Tuesday, November 12, 2013

Flaherty's (mis)Adventures In Balanced Budget Land

Flaherty is expected to deliver an "optimistic" fiscal update report today, which will show the government tracking to achieve a "balanced budget" by 2015.  
Unlike last year's update which went down like a spoonful of cod-liver oil — tastes awful, but good for you — Flaherty has signalled he expects to report a better-than-projected deficit this fiscal year and a bigger surplus in 2015.As it turned out, last year's doom and gloom update, with its warning of a $6 billion hole in revenue intake and elevated global risks, never did pan out. Last month the government reported that it had beat its low bar for a $25.9 billion deficit by a tidy $7 billion — mostly because of government cost-cutting and stable revenues.
Hmmm...there's only one way that the government can reduce its deficit at the same time that it has taken billions out of the government's revenue stream in the form of tax cuts (2% reduction in the GST amounts to some $14 billion in revenues the government has forsaken, and who knows how much the Harperites have doled out in corporate welfare tax cuts - at least some $20 billion since 2006 ), and that's by making cuts which hurt the middle class in this country.

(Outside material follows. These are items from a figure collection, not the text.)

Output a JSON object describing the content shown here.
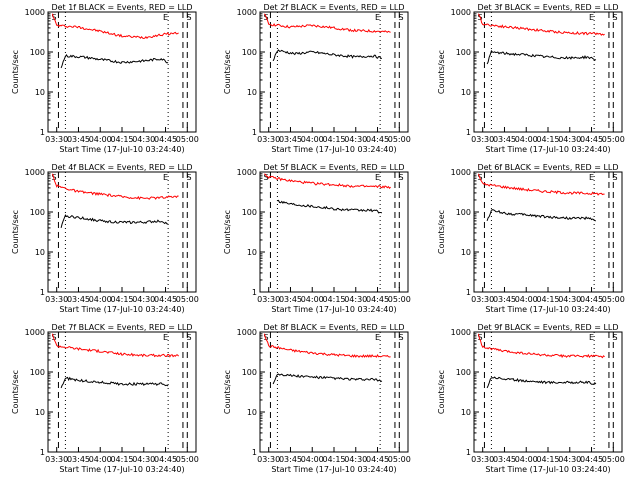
{
  "chart_data": [
    {
      "type": "line",
      "title": "Det 1f BLACK = Events, RED = LLD",
      "xlabel": "Start Time (17-Jul-10 03:24:40)",
      "ylabel": "Counts/sec",
      "y_scale": "log",
      "ylim": [
        1,
        1000
      ],
      "x_tick_labels": [
        "03:30",
        "03:45",
        "04:00",
        "04:15",
        "04:30",
        "04:45",
        "05:00"
      ],
      "y_tick_labels": [
        "1",
        "10",
        "100",
        "1000"
      ],
      "markers": [
        "S",
        "E",
        "S"
      ],
      "series": [
        {
          "color": "#ff0000",
          "values": [
            [
              3.45,
              900
            ],
            [
              3.5,
              460
            ],
            [
              3.75,
              420
            ],
            [
              4.0,
              330
            ],
            [
              4.25,
              250
            ],
            [
              4.5,
              230
            ],
            [
              4.75,
              280
            ],
            [
              4.9,
              300
            ]
          ]
        },
        {
          "color": "#000000",
          "values": [
            [
              3.55,
              40
            ],
            [
              3.6,
              80
            ],
            [
              3.8,
              75
            ],
            [
              4.0,
              65
            ],
            [
              4.25,
              55
            ],
            [
              4.5,
              60
            ],
            [
              4.7,
              68
            ],
            [
              4.78,
              55
            ]
          ]
        }
      ]
    },
    {
      "type": "line",
      "title": "Det 2f BLACK = Events, RED = LLD",
      "xlabel": "Start Time (17-Jul-10 03:24:40)",
      "ylabel": "Counts/sec",
      "y_scale": "log",
      "ylim": [
        1,
        1000
      ],
      "x_tick_labels": [
        "03:30",
        "03:45",
        "04:00",
        "04:15",
        "04:30",
        "04:45",
        "05:00"
      ],
      "y_tick_labels": [
        "1",
        "10",
        "100",
        "1000"
      ],
      "markers": [
        "S",
        "E",
        "S"
      ],
      "series": [
        {
          "color": "#ff0000",
          "values": [
            [
              3.45,
              900
            ],
            [
              3.5,
              500
            ],
            [
              3.75,
              420
            ],
            [
              4.0,
              460
            ],
            [
              4.25,
              400
            ],
            [
              4.5,
              340
            ],
            [
              4.75,
              330
            ],
            [
              4.9,
              310
            ]
          ]
        },
        {
          "color": "#000000",
          "values": [
            [
              3.55,
              60
            ],
            [
              3.6,
              110
            ],
            [
              3.8,
              90
            ],
            [
              4.0,
              100
            ],
            [
              4.25,
              85
            ],
            [
              4.5,
              75
            ],
            [
              4.7,
              80
            ],
            [
              4.8,
              70
            ]
          ]
        }
      ]
    },
    {
      "type": "line",
      "title": "Det 3f BLACK = Events, RED = LLD",
      "xlabel": "Start Time (17-Jul-10 03:24:40)",
      "ylabel": "Counts/sec",
      "y_scale": "log",
      "ylim": [
        1,
        1000
      ],
      "x_tick_labels": [
        "03:30",
        "03:45",
        "04:00",
        "04:15",
        "04:30",
        "04:45",
        "05:00"
      ],
      "y_tick_labels": [
        "1",
        "10",
        "100",
        "1000"
      ],
      "markers": [
        "S",
        "E",
        "S"
      ],
      "series": [
        {
          "color": "#ff0000",
          "values": [
            [
              3.45,
              900
            ],
            [
              3.5,
              500
            ],
            [
              3.75,
              430
            ],
            [
              4.0,
              380
            ],
            [
              4.25,
              330
            ],
            [
              4.5,
              300
            ],
            [
              4.75,
              290
            ],
            [
              4.9,
              280
            ]
          ]
        },
        {
          "color": "#000000",
          "values": [
            [
              3.55,
              50
            ],
            [
              3.6,
              100
            ],
            [
              3.8,
              90
            ],
            [
              4.0,
              85
            ],
            [
              4.25,
              75
            ],
            [
              4.5,
              70
            ],
            [
              4.7,
              75
            ],
            [
              4.8,
              65
            ]
          ]
        }
      ]
    },
    {
      "type": "line",
      "title": "Det 4f BLACK = Events, RED = LLD",
      "xlabel": "Start Time (17-Jul-10 03:24:40)",
      "ylabel": "Counts/sec",
      "y_scale": "log",
      "ylim": [
        1,
        1000
      ],
      "x_tick_labels": [
        "03:30",
        "03:45",
        "04:00",
        "04:15",
        "04:30",
        "04:45",
        "05:00"
      ],
      "y_tick_labels": [
        "1",
        "10",
        "100",
        "1000"
      ],
      "markers": [
        "S",
        "E",
        "S"
      ],
      "series": [
        {
          "color": "#ff0000",
          "values": [
            [
              3.45,
              900
            ],
            [
              3.5,
              450
            ],
            [
              3.75,
              320
            ],
            [
              4.0,
              280
            ],
            [
              4.25,
              240
            ],
            [
              4.5,
              220
            ],
            [
              4.75,
              230
            ],
            [
              4.9,
              250
            ]
          ]
        },
        {
          "color": "#000000",
          "values": [
            [
              3.55,
              40
            ],
            [
              3.6,
              80
            ],
            [
              3.8,
              70
            ],
            [
              4.0,
              60
            ],
            [
              4.25,
              55
            ],
            [
              4.5,
              55
            ],
            [
              4.7,
              60
            ],
            [
              4.78,
              50
            ]
          ]
        }
      ]
    },
    {
      "type": "line",
      "title": "Det 5f BLACK = Events, RED = LLD",
      "xlabel": "Start Time (17-Jul-10 03:24:40)",
      "ylabel": "Counts/sec",
      "y_scale": "log",
      "ylim": [
        1,
        1000
      ],
      "x_tick_labels": [
        "03:30",
        "03:45",
        "04:00",
        "04:15",
        "04:30",
        "04:45",
        "05:00"
      ],
      "y_tick_labels": [
        "1",
        "10",
        "100",
        "1000"
      ],
      "markers": [
        "S",
        "E",
        "S"
      ],
      "series": [
        {
          "color": "#ff0000",
          "values": [
            [
              3.45,
              900
            ],
            [
              3.5,
              750
            ],
            [
              3.75,
              600
            ],
            [
              4.0,
              520
            ],
            [
              4.25,
              480
            ],
            [
              4.5,
              440
            ],
            [
              4.75,
              430
            ],
            [
              4.9,
              420
            ]
          ]
        },
        {
          "color": "#000000",
          "values": [
            [
              3.6,
              190
            ],
            [
              3.75,
              160
            ],
            [
              4.0,
              140
            ],
            [
              4.25,
              120
            ],
            [
              4.5,
              110
            ],
            [
              4.7,
              110
            ],
            [
              4.8,
              95
            ]
          ]
        }
      ]
    },
    {
      "type": "line",
      "title": "Det 6f BLACK = Events, RED = LLD",
      "xlabel": "Start Time (17-Jul-10 03:24:40)",
      "ylabel": "Counts/sec",
      "y_scale": "log",
      "ylim": [
        1,
        1000
      ],
      "x_tick_labels": [
        "03:30",
        "03:45",
        "04:00",
        "04:15",
        "04:30",
        "04:45",
        "05:00"
      ],
      "y_tick_labels": [
        "1",
        "10",
        "100",
        "1000"
      ],
      "markers": [
        "S",
        "E",
        "S"
      ],
      "series": [
        {
          "color": "#ff0000",
          "values": [
            [
              3.45,
              900
            ],
            [
              3.5,
              500
            ],
            [
              3.75,
              420
            ],
            [
              4.0,
              360
            ],
            [
              4.25,
              320
            ],
            [
              4.5,
              300
            ],
            [
              4.75,
              290
            ],
            [
              4.9,
              280
            ]
          ]
        },
        {
          "color": "#000000",
          "values": [
            [
              3.55,
              60
            ],
            [
              3.6,
              110
            ],
            [
              3.8,
              90
            ],
            [
              4.0,
              85
            ],
            [
              4.25,
              75
            ],
            [
              4.5,
              70
            ],
            [
              4.7,
              70
            ],
            [
              4.8,
              60
            ]
          ]
        }
      ]
    },
    {
      "type": "line",
      "title": "Det 7f BLACK = Events, RED = LLD",
      "xlabel": "Start Time (17-Jul-10 03:24:40)",
      "ylabel": "Counts/sec",
      "y_scale": "log",
      "ylim": [
        1,
        1000
      ],
      "x_tick_labels": [
        "03:30",
        "03:45",
        "04:00",
        "04:15",
        "04:30",
        "04:45",
        "05:00"
      ],
      "y_tick_labels": [
        "1",
        "10",
        "100",
        "1000"
      ],
      "markers": [
        "S",
        "E",
        "S"
      ],
      "series": [
        {
          "color": "#ff0000",
          "values": [
            [
              3.45,
              900
            ],
            [
              3.5,
              450
            ],
            [
              3.75,
              380
            ],
            [
              4.0,
              330
            ],
            [
              4.25,
              280
            ],
            [
              4.5,
              260
            ],
            [
              4.75,
              260
            ],
            [
              4.9,
              250
            ]
          ]
        },
        {
          "color": "#000000",
          "values": [
            [
              3.55,
              40
            ],
            [
              3.6,
              70
            ],
            [
              3.8,
              60
            ],
            [
              4.0,
              55
            ],
            [
              4.25,
              50
            ],
            [
              4.5,
              50
            ],
            [
              4.7,
              50
            ],
            [
              4.78,
              45
            ]
          ]
        }
      ]
    },
    {
      "type": "line",
      "title": "Det 8f BLACK = Events, RED = LLD",
      "xlabel": "Start Time (17-Jul-10 03:24:40)",
      "ylabel": "Counts/sec",
      "y_scale": "log",
      "ylim": [
        1,
        1000
      ],
      "x_tick_labels": [
        "03:30",
        "03:45",
        "04:00",
        "04:15",
        "04:30",
        "04:45",
        "05:00"
      ],
      "y_tick_labels": [
        "1",
        "10",
        "100",
        "1000"
      ],
      "markers": [
        "S",
        "E",
        "S"
      ],
      "series": [
        {
          "color": "#ff0000",
          "values": [
            [
              3.45,
              900
            ],
            [
              3.5,
              450
            ],
            [
              3.75,
              350
            ],
            [
              4.0,
              300
            ],
            [
              4.25,
              270
            ],
            [
              4.5,
              250
            ],
            [
              4.75,
              250
            ],
            [
              4.9,
              240
            ]
          ]
        },
        {
          "color": "#000000",
          "values": [
            [
              3.55,
              50
            ],
            [
              3.6,
              90
            ],
            [
              3.8,
              80
            ],
            [
              4.0,
              75
            ],
            [
              4.25,
              70
            ],
            [
              4.5,
              65
            ],
            [
              4.7,
              65
            ],
            [
              4.8,
              60
            ]
          ]
        }
      ]
    },
    {
      "type": "line",
      "title": "Det 9f BLACK = Events, RED = LLD",
      "xlabel": "Start Time (17-Jul-10 03:24:40)",
      "ylabel": "Counts/sec",
      "y_scale": "log",
      "ylim": [
        1,
        1000
      ],
      "x_tick_labels": [
        "03:30",
        "03:45",
        "04:00",
        "04:15",
        "04:30",
        "04:45",
        "05:00"
      ],
      "y_tick_labels": [
        "1",
        "10",
        "100",
        "1000"
      ],
      "markers": [
        "S",
        "E",
        "S"
      ],
      "series": [
        {
          "color": "#ff0000",
          "values": [
            [
              3.45,
              900
            ],
            [
              3.5,
              420
            ],
            [
              3.75,
              330
            ],
            [
              4.0,
              290
            ],
            [
              4.25,
              260
            ],
            [
              4.5,
              250
            ],
            [
              4.75,
              250
            ],
            [
              4.9,
              240
            ]
          ]
        },
        {
          "color": "#000000",
          "values": [
            [
              3.55,
              40
            ],
            [
              3.6,
              75
            ],
            [
              3.8,
              65
            ],
            [
              4.0,
              60
            ],
            [
              4.25,
              55
            ],
            [
              4.5,
              55
            ],
            [
              4.7,
              55
            ],
            [
              4.8,
              50
            ]
          ]
        }
      ]
    }
  ]
}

Make no mistake about it, not one of Harper's changes to Canada's tax system has benefited middle income Canadians.  There has been a very careful shell-game going on where the burden has been subtly shifted.  Sure, he throws you a bone - a few hundred dollars of GST per year, but then turns around and opens up the corporate tax system so that even more large corporations pay little or no tax.  What little money the government has left today is being funnelled into a massive military spending program at the expense of Canadian citizens.  (I don't need to point out that every one of those enormous purchases (F-35 fighter jets, new ships, Arctic bases etc.) is mired in difficulties because the military wasn't ready for the money and could not set up the programs to make these acquisitions fast enough.

Harper talks a good game (sort of) on tax cuts.  Riding on the coattails of Bush I and Reagan, he plays the "taxes are evil" card on a regular basis in his speeches.  He talks about "austerity" (which always ends up hurting the middle classes the most) as if it is some kind of magic pill.  It's not.  We know it's not.  When it comes down to it, Harper's economic policies are nothing more than Reaganomics re-imagined and cloaked in the justification of "economic crisis" that he has crafted by blithely shackling the government's ability to address issues by removing its funding.